Lipitch has maintained a limited release strategy, usually pressing around 300 copies of each release. For a few years, the label released between three and five records a month, a schedule Lipitch admits he couldn’t sustain. “It hadn’t really occurred to me yet how deep the potential vaults were,” he says. “I noticed that suddenly I was pressing loads of records. I was doing more releases. It just happened.” The more Lipitch established Chopped Herring as a trustworthy destination for archival releases, the more material became available to him. “I just rode the wave,” he says. “I don’t know how I’m still doing it to be honest.”
Chopped Herring releases sell out often, sometimes in minutes. Label followers tend to buy records sight unseen on the day of release. He plots release dates months in advance, but will only reveal what the record is when it’s ready for purchase. Other times, he’ll announce the album when it’s minutes away from being sold out, creating brief moments of online hysteria. In June, for instance, he posted to Facebook: “MASSIVE NEW HERRING DROPPIN IN 10 MINS!!!!” It was an album recorded some 30 years ago in Philadelphia by a group called Tuff Crew. (Copies of the group’s debut album rarely surface online and might easily fetch $100 in auction.) In September, the label released demos of The Notorious B.I.G. rapping on previously unheard original material. It sold out in less than five minutes.

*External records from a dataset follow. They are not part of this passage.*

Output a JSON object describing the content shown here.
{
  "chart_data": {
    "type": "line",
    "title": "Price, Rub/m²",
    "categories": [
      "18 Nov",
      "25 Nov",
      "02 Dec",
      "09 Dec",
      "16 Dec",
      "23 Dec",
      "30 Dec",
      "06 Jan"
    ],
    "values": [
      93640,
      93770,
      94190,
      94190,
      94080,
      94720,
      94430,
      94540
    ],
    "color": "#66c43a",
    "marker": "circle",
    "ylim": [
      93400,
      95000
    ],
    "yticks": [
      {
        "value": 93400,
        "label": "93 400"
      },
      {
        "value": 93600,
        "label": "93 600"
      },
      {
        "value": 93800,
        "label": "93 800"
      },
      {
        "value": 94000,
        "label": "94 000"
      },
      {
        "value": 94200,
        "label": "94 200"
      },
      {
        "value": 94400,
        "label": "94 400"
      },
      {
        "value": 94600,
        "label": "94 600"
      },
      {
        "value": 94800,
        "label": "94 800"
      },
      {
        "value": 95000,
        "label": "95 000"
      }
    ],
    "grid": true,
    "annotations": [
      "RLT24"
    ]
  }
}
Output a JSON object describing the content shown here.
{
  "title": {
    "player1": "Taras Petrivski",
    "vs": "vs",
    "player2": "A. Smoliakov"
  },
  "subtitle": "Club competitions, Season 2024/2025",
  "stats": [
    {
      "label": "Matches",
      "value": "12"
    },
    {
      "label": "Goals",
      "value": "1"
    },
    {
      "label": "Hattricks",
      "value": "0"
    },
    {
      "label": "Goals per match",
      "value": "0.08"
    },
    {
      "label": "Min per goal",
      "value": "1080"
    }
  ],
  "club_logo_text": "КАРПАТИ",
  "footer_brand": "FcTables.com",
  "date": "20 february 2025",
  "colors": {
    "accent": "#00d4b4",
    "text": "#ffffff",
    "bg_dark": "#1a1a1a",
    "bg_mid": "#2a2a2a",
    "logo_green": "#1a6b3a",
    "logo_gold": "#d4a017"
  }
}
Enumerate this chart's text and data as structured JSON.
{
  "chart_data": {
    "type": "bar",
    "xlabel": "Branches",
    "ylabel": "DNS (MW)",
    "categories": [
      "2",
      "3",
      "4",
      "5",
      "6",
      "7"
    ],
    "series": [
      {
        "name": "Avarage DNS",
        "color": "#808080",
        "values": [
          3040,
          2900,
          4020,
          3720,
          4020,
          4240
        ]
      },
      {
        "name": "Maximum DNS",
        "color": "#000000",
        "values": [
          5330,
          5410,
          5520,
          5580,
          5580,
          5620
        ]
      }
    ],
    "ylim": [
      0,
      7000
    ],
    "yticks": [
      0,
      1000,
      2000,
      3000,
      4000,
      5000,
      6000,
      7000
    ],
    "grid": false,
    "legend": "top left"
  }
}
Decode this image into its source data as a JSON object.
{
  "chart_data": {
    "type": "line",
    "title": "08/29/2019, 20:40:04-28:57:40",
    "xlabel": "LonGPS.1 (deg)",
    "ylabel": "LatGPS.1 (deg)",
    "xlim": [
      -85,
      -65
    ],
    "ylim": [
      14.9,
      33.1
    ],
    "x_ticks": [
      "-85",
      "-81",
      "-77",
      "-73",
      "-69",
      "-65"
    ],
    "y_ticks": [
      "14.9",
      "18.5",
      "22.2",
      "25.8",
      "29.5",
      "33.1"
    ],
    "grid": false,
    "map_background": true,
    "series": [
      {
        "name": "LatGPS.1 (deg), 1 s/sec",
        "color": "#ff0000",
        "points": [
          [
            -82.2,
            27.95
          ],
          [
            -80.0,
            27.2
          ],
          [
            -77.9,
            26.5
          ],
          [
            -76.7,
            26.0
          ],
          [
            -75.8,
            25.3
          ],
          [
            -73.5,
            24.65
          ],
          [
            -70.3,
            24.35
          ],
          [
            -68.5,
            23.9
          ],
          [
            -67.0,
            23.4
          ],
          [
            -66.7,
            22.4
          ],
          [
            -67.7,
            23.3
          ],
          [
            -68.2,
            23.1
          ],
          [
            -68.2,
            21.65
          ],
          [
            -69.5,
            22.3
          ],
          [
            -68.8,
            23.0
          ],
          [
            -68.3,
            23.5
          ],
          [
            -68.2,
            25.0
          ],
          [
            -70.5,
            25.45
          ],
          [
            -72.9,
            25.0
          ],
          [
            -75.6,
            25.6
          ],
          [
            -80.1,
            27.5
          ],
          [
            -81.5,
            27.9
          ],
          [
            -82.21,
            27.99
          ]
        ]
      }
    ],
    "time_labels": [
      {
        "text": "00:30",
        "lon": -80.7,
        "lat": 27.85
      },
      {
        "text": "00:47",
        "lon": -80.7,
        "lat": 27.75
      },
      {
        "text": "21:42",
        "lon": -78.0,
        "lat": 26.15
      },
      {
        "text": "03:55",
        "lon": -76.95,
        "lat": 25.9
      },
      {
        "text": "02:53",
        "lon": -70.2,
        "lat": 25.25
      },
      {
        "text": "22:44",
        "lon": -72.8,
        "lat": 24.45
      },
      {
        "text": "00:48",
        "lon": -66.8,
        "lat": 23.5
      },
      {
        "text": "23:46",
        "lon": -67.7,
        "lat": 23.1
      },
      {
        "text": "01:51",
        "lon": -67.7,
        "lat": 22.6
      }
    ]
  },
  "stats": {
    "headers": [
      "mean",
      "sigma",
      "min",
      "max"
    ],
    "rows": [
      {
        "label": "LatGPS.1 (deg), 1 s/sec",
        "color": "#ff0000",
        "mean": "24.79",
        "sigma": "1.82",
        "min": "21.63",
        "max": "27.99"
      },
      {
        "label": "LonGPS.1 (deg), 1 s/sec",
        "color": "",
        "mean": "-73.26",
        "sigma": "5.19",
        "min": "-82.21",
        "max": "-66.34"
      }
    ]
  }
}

By and large, Lipitch releases music that the industry has largely forgotten about: demos that slipped through the cracks, albums that were never finished or got shelved, batches of leftover B-sides. Accordingly, many of the artists Lipitch has worked with are industry weary or ambivalent about decades-old leftovers. “I think running a business is a performance,” Lipitch says. “The great thing about DJing was always playing that next thing that no one necessarily expected, but that they absolutely loved. It’s the same with the label. It’s about dropping things. It’s about making people happy. It’s the excitement.”
Chopped Herring has released more than 100 records, yet several stick out as particular archival triumphs. In 2013, the label released a collection of early demos by rapper Keith Murray, a two-part batch of unreleased Masta Ace songs recorded in 1990 and 1992, and a shelved Masta Ace sophomore album, released under the Herring banner as Shelf Life Volume 1 and 2. A few years earlier, Lipitch worked with producer Prince Paul to share previously unreleased music recorded in 1995 by a group of Long Island MCs named Horror City Productions.
Lipitch has also been early on some contemporary underground artists, too. Years before the rapper’s TV deal and major label signing, Chopped Herring pressed up two of Action Bronson’s early albums in extravagant bundle fashion, the first a full-color gatefold LP that remains a high-mark for the label. “I remember the Dr. Lecter record, another proud moment,” Lipitch says. “Boxes everywhere, all over the sofas. They were everywhere. I was like, ‘Wow, shit. This is starting to take over.’” Other contemporary releases include rappers Your Old Droog and Meyhem Lauren (for his label, Lipitch prefers younger lyricists with a gritty East Coast street sound).
Still, despite the label’s many victories, Lipitch says Chopped Herring is still relatively small. The label leader is still a crate digger at heart, so he’s always on the hunt for hidden gems. “What we considered to be the story of hip-hop is just the surface of the iceberg,” Lipitch concludes. “I’ve always had this kind of view of the industry, that it’s controlled by a minority of people who decide what is gonna be successful and what’s not. These obscure artists that no one’s heard of are actually more authentic, more pure in many ways.”